At a news conference, Mr Cazeneuve said "no information" had been received from other European countries about his arrival on the continent.
But he said he had received intelligence that Abaaoud had passed through Greece on his return from Syria.
"It is urgent that Europe wakes up, organises itself and defends itself against the terrorist threat," Mr Cazeneuve told reporters.
French Prime Minister Manuel Valls said some of those involved in the attacks had taken advantage of the migration crisis in Europe - which has seen thousands of asylum seekers arrive on the continent - to "slip into" France unnoticed.
One of the attackers, who blew himself up outside the Stade de France, has been traced by his fingerprints to Greece where he was registered as a migrant.

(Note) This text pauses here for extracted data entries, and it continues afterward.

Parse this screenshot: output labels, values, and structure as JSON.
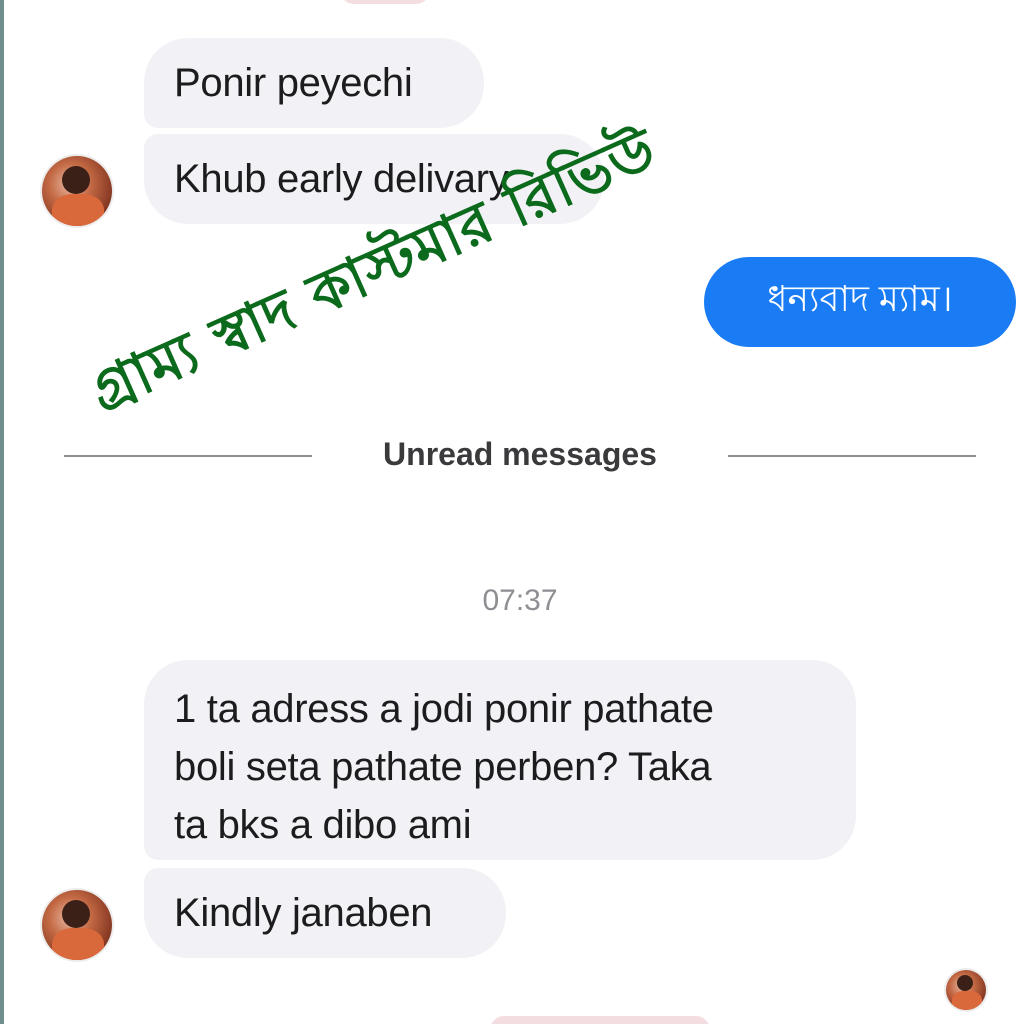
{
  "messages_incoming_1": [
    {
      "text": "Ponir peyechi"
    },
    {
      "text": "Khub early delivary"
    }
  ],
  "message_outgoing": {
    "text": "ধন্যবাদ ম্যাম।"
  },
  "unread_divider": {
    "label": "Unread messages"
  },
  "timestamp": "07:37",
  "messages_incoming_2": [
    {
      "text": "1 ta adress a jodi ponir pathate\nboli seta pathate perben? Taka\nta bks a dibo ami"
    },
    {
      "text": "Kindly janaben"
    }
  ],
  "watermark": {
    "text": "গ্রাম্য স্বাদ কাস্টমার রিভিউ"
  },
  "colors": {
    "outgoing_bubble": "#1a7cf5",
    "incoming_bubble": "#f2f2f6",
    "watermark": "#0c6a1c"
  },
  "icons": {
    "sender_avatar": "avatar-icon"
  }
}
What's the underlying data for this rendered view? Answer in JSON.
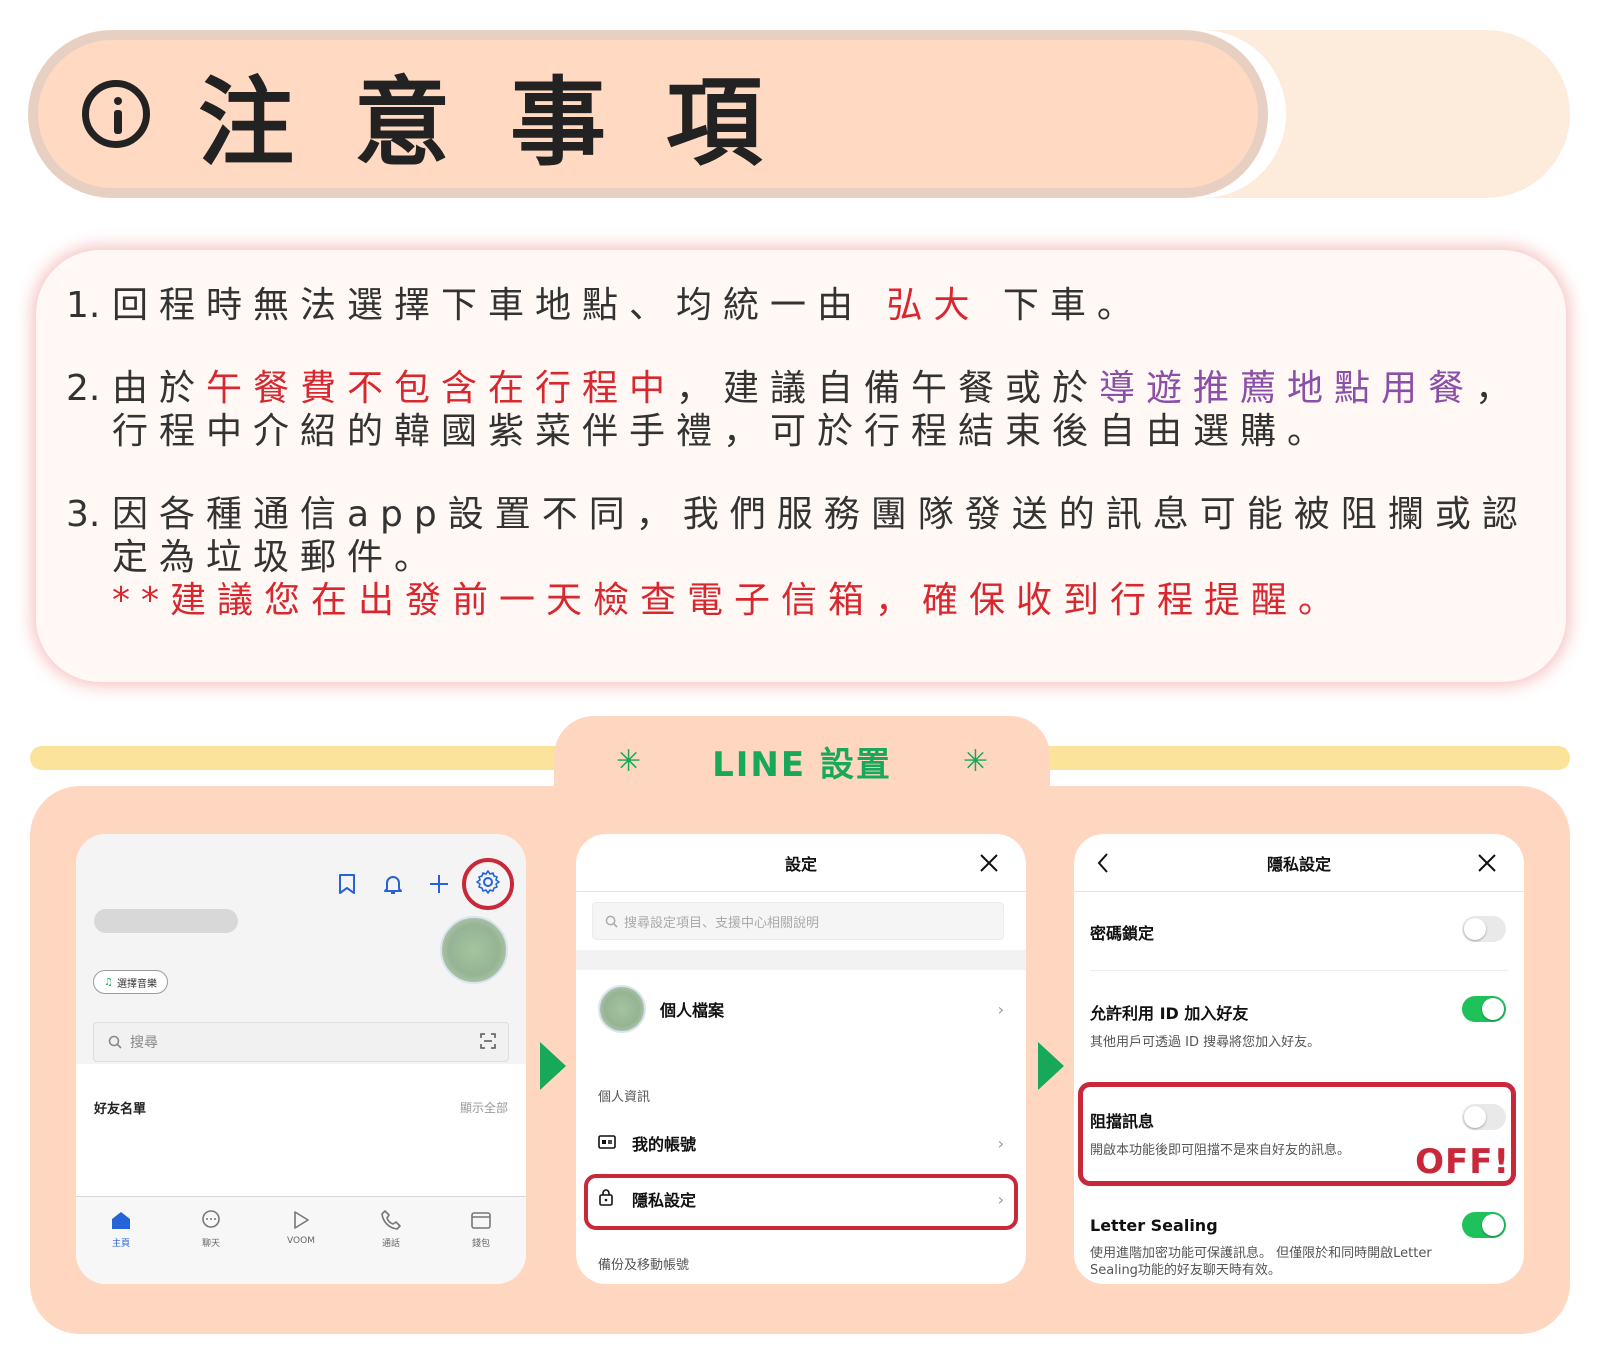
{
  "banner": {
    "title": "注意事項",
    "icon": "info-icon"
  },
  "notes": [
    {
      "num": "1.",
      "lines": [
        [
          {
            "t": "回程時無法選擇下車地點、均統一由 ",
            "c": ""
          },
          {
            "t": "弘大",
            "c": "red"
          },
          {
            "t": " 下車。",
            "c": ""
          }
        ]
      ]
    },
    {
      "num": "2.",
      "lines": [
        [
          {
            "t": "由於",
            "c": ""
          },
          {
            "t": "午餐費不包含在行程中",
            "c": "red"
          },
          {
            "t": "，建議自備午餐或於",
            "c": ""
          },
          {
            "t": "導遊推薦地點用餐",
            "c": "purple"
          },
          {
            "t": "，",
            "c": ""
          }
        ],
        [
          {
            "t": "行程中介紹的韓國紫菜伴手禮，可於行程結束後自由選購。",
            "c": ""
          }
        ]
      ]
    },
    {
      "num": "3.",
      "lines": [
        [
          {
            "t": "因各種通信app設置不同，我們服務團隊發送的訊息可能被阻攔或認",
            "c": ""
          }
        ],
        [
          {
            "t": "定為垃圾郵件。",
            "c": ""
          }
        ],
        [
          {
            "t": "**建議您在出發前一天檢查電子信箱，確保收到行程提醒。",
            "c": "red"
          }
        ]
      ]
    }
  ],
  "line_section": {
    "tab_title": "LINE 設置",
    "tab_star": "✳",
    "colors": {
      "accent": "#17a85a",
      "highlight": "#c8283a",
      "toggle_on": "#1fc25a"
    }
  },
  "phone1": {
    "music_label": "選擇音樂",
    "search_placeholder": "搜尋",
    "friends_label": "好友名單",
    "show_all": "顯示全部",
    "nav": [
      {
        "label": "主頁",
        "icon": "home-icon"
      },
      {
        "label": "聊天",
        "icon": "chat-icon"
      },
      {
        "label": "VOOM",
        "icon": "voom-icon"
      },
      {
        "label": "通話",
        "icon": "phone-icon"
      },
      {
        "label": "錢包",
        "icon": "wallet-icon"
      }
    ]
  },
  "phone2": {
    "title": "設定",
    "search_placeholder": "搜尋設定項目、支援中心相關說明",
    "profile_label": "個人檔案",
    "section_personal": "個人資訊",
    "my_account": "我的帳號",
    "privacy": "隱私設定",
    "section_backup": "備份及移動帳號",
    "chevron": "›"
  },
  "phone3": {
    "title": "隱私設定",
    "back": "‹",
    "items": [
      {
        "title": "密碼鎖定",
        "desc": "",
        "state": "off"
      },
      {
        "title": "允許利用 ID 加入好友",
        "desc": "其他用戶可透過 ID 搜尋將您加入好友。",
        "state": "on"
      },
      {
        "title": "阻擋訊息",
        "desc": "開啟本功能後即可阻擋不是來自好友的訊息。",
        "state": "off"
      },
      {
        "title": "Letter Sealing",
        "desc": "使用進階加密功能可保護訊息。 但僅限於和同時開啟Letter Sealing功能的好友聊天時有效。",
        "state": "on"
      }
    ],
    "off_label": "OFF!"
  }
}
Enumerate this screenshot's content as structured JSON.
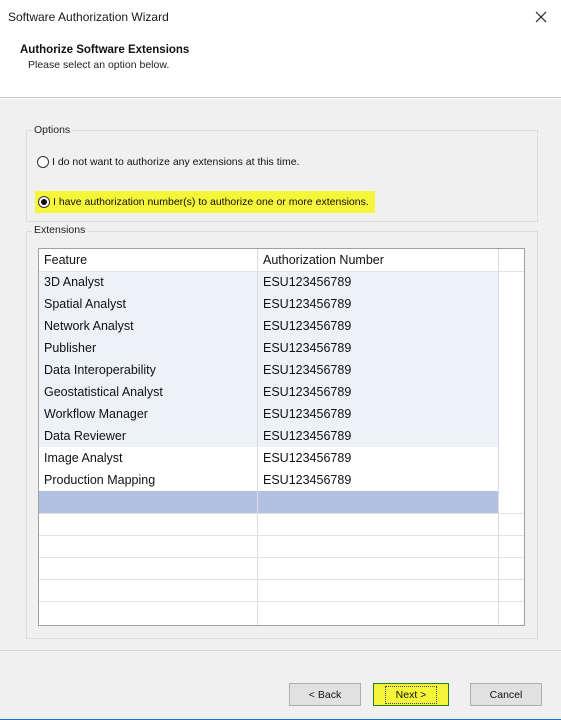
{
  "window": {
    "title": "Software Authorization Wizard"
  },
  "header": {
    "title": "Authorize Software Extensions",
    "subtitle": "Please select an option below."
  },
  "options": {
    "group_label": "Options",
    "choices": [
      {
        "label": "I do not want to authorize any extensions at this time.",
        "selected": false
      },
      {
        "label": "I have authorization number(s) to authorize one or more extensions.",
        "selected": true
      }
    ],
    "highlight_color": "#f5f53a"
  },
  "extensions": {
    "group_label": "Extensions",
    "columns": [
      "Feature",
      "Authorization Number"
    ],
    "rows": [
      [
        "3D Analyst",
        "ESU123456789"
      ],
      [
        "Spatial Analyst",
        "ESU123456789"
      ],
      [
        "Network Analyst",
        "ESU123456789"
      ],
      [
        "Publisher",
        "ESU123456789"
      ],
      [
        "Data Interoperability",
        "ESU123456789"
      ],
      [
        "Geostatistical Analyst",
        "ESU123456789"
      ],
      [
        "Workflow Manager",
        "ESU123456789"
      ],
      [
        "Data Reviewer",
        "ESU123456789"
      ],
      [
        "Image Analyst",
        "ESU123456789"
      ],
      [
        "Production Mapping",
        "ESU123456789"
      ]
    ],
    "selected_row_color": "#b2c0e2"
  },
  "buttons": {
    "back": "< Back",
    "next": "Next >",
    "cancel": "Cancel"
  }
}
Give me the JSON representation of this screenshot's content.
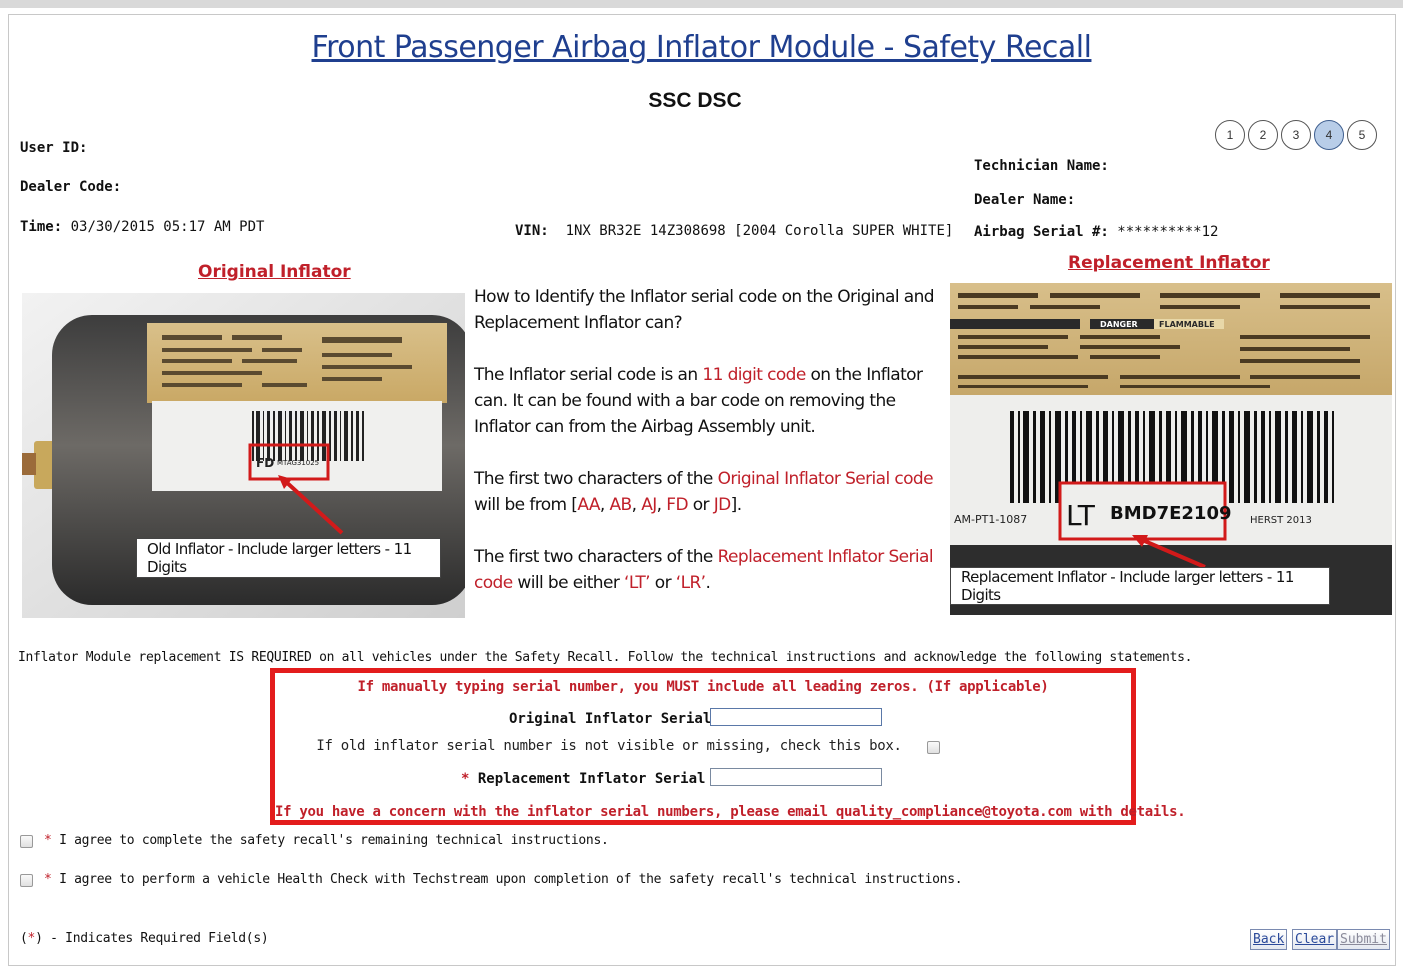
{
  "page": {
    "title": "Front Passenger Airbag Inflator Module - Safety Recall",
    "subtitle": "SSC DSC"
  },
  "steps": [
    {
      "label": "1",
      "active": false
    },
    {
      "label": "2",
      "active": false
    },
    {
      "label": "3",
      "active": false
    },
    {
      "label": "4",
      "active": true
    },
    {
      "label": "5",
      "active": false
    }
  ],
  "info": {
    "user_id_label": "User ID:",
    "dealer_code_label": "Dealer Code:",
    "time_label": "Time:",
    "time_value": "03/30/2015 05:17 AM PDT",
    "vin_label": "VIN:",
    "vin_value": "1NX BR32E 14Z308698 [2004 Corolla SUPER WHITE]",
    "technician_name_label": "Technician Name:",
    "dealer_name_label": "Dealer Name:",
    "airbag_serial_label": "Airbag Serial #:",
    "airbag_serial_value": "**********12"
  },
  "original": {
    "heading": "Original Inflator",
    "caption": "Old Inflator - Include larger letters - 11 Digits",
    "label_prefix": "FD",
    "label_code": "MTAG31025"
  },
  "replacement": {
    "heading": "Replacement Inflator",
    "caption": "Replacement Inflator - Include larger letters - 11 Digits",
    "label_prefix": "LT",
    "label_code": "BMD7E2109",
    "label_left": "AM-PT1-1087",
    "label_right": "HERST 2013",
    "danger_text": "DANGER",
    "flammable_text": "FLAMMABLE"
  },
  "instructions": {
    "question": "How to Identify the Inflator serial code on the Original and Replacement Inflator can?",
    "p1_a": "The Inflator serial code is an ",
    "p1_highlight": "11 digit code",
    "p1_b": " on the Inflator can. It can be found with a bar code on removing the Inflator can from the Airbag Assembly unit.",
    "p2_a": "The first two characters of the ",
    "p2_highlight": "Original Inflator Serial code",
    "p2_b": " will be from [",
    "p2_codes": [
      "AA",
      "AB",
      "AJ",
      "FD",
      "JD"
    ],
    "p2_c": "].",
    "p3_a": "The first two characters of the ",
    "p3_highlight": "Replacement Inflator Serial code",
    "p3_b": " will be either ",
    "p3_code1": "‘LT’",
    "p3_or": " or ",
    "p3_code2": "‘LR’",
    "p3_c": "."
  },
  "form": {
    "required_notice": "Inflator Module replacement IS REQUIRED on all vehicles under the Safety Recall. Follow the technical instructions and acknowledge the following statements.",
    "leading_zero_warning": "If manually typing serial number, you MUST include all leading zeros. (If applicable)",
    "original_serial_label": "Original Inflator Serial #:",
    "original_serial_value": "",
    "missing_check_label": "If old inflator serial number is not visible or missing, check this box.",
    "replacement_serial_label": "Replacement Inflator Serial #:",
    "replacement_serial_value": "",
    "concern_text": "If you have a concern with the inflator serial numbers, please email quality_compliance@toyota.com with details.",
    "agree1": "I agree to complete the safety recall's remaining technical instructions.",
    "agree2": "I agree to perform a vehicle Health Check with Techstream upon completion of the safety recall's technical instructions.",
    "required_legend_a": "(",
    "required_legend_star": "*",
    "required_legend_b": ") - Indicates Required Field(s)"
  },
  "buttons": {
    "back": "Back",
    "clear": "Clear",
    "submit": "Submit"
  },
  "colors": {
    "title_blue": "#1f3f8f",
    "accent_red": "#c0202a",
    "highlight_box_red": "#e31c1c",
    "link_blue": "#3a78b8",
    "active_step": "#b8cde8"
  }
}
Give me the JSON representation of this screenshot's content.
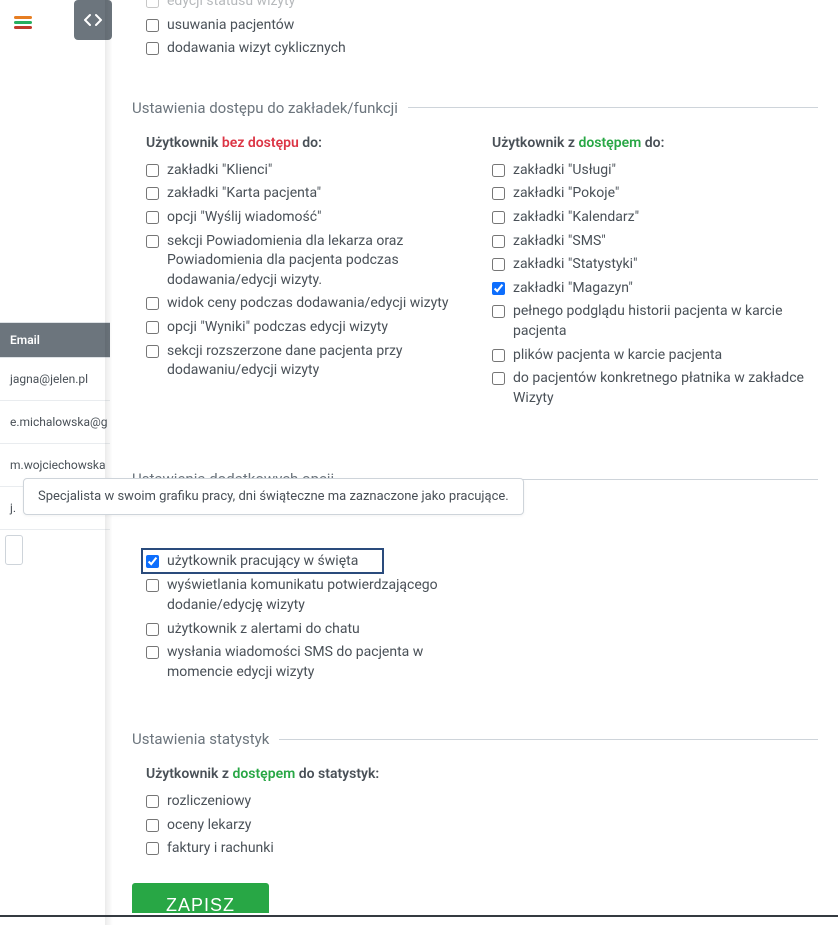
{
  "bg": {
    "header": "Email",
    "rows": [
      "jagna@jelen.pl",
      "e.michalowska@g",
      "m.wojciechowska",
      "j."
    ]
  },
  "top_section": {
    "items": [
      {
        "label": "edycji statusu wizyty",
        "checked": false
      },
      {
        "label": "usuwania pacjentów",
        "checked": false
      },
      {
        "label": "dodawania wizyt cyklicznych",
        "checked": false
      }
    ]
  },
  "access_section": {
    "title": "Ustawienia dostępu do zakładek/funkcji",
    "left_heading_prefix": "Użytkownik ",
    "left_heading_bold": "bez dostępu",
    "left_heading_suffix": " do:",
    "right_heading_prefix": "Użytkownik z ",
    "right_heading_bold": "dostępem",
    "right_heading_suffix": " do:",
    "left_items": [
      {
        "label": "zakładki \"Klienci\"",
        "checked": false
      },
      {
        "label": "zakładki \"Karta pacjenta\"",
        "checked": false
      },
      {
        "label": "opcji \"Wyślij wiadomość\"",
        "checked": false
      },
      {
        "label": "sekcji Powiadomienia dla lekarza oraz Powiadomienia dla pacjenta podczas dodawania/edycji wizyty.",
        "checked": false
      },
      {
        "label": "widok ceny podczas dodawania/edycji wizyty",
        "checked": false
      },
      {
        "label": "opcji \"Wyniki\" podczas edycji wizyty",
        "checked": false
      },
      {
        "label": "sekcji rozszerzone dane pacjenta przy dodawaniu/edycji wizyty",
        "checked": false
      }
    ],
    "right_items": [
      {
        "label": "zakładki \"Usługi\"",
        "checked": false
      },
      {
        "label": "zakładki \"Pokoje\"",
        "checked": false
      },
      {
        "label": "zakładki \"Kalendarz\"",
        "checked": false
      },
      {
        "label": "zakładki \"SMS\"",
        "checked": false
      },
      {
        "label": "zakładki \"Statystyki\"",
        "checked": false
      },
      {
        "label": "zakładki \"Magazyn\"",
        "checked": true
      },
      {
        "label": "pełnego podglądu historii pacjenta w karcie pacjenta",
        "checked": false
      },
      {
        "label": "plików pacjenta w karcie pacjenta",
        "checked": false
      },
      {
        "label": "do pacjentów konkretnego płatnika w zakładce Wizyty",
        "checked": false
      }
    ]
  },
  "extra_section": {
    "title": "Ustawienia dodatkowych opcji",
    "items": [
      {
        "label": "użytkownik pracujący w święta",
        "checked": true,
        "highlighted": true
      },
      {
        "label": "wyświetlania komunikatu potwierdzającego dodanie/edycję wizyty",
        "checked": false
      },
      {
        "label": "użytkownik z alertami do chatu",
        "checked": false
      },
      {
        "label": "wysłania wiadomości SMS do pacjenta w momencie edycji wizyty",
        "checked": false
      }
    ]
  },
  "tooltip": {
    "text": "Specjalista w swoim grafiku pracy, dni świąteczne ma zaznaczone jako pracujące."
  },
  "stats_section": {
    "title": "Ustawienia statystyk",
    "heading_prefix": "Użytkownik z ",
    "heading_bold": "dostępem",
    "heading_suffix": " do statystyk:",
    "items": [
      {
        "label": "rozliczeniowy",
        "checked": false
      },
      {
        "label": "oceny lekarzy",
        "checked": false
      },
      {
        "label": "faktury i rachunki",
        "checked": false
      }
    ]
  },
  "save_label": "ZAPISZ"
}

A draft resolution for Friday's EU meeting says ministers will agree to implement "necessary systematic and co-ordinated checks at external borders, including on individuals enjoying the right of free movement".
Correspondents say Belgium has found itself under pressure after the attacks. French President Francois Hollande said they were "planned in Syria, prepared and organised in Belgium".
A former senior French intelligence official has also been quoted in French media as saying that "the Belgians just aren't up to it".
In an address to parliament on Thursday, Belgian Prime Minister Charles Michel said it was intelligence from his country's security services that had led to the huge raid in Saint-Denis.
"I do not accept the criticisms which were aimed at denigrating the work of our security services," he said.
Mr Michel unveiled new security measures including jailing jihadists returning from Syria and extending detention periods for terror suspects.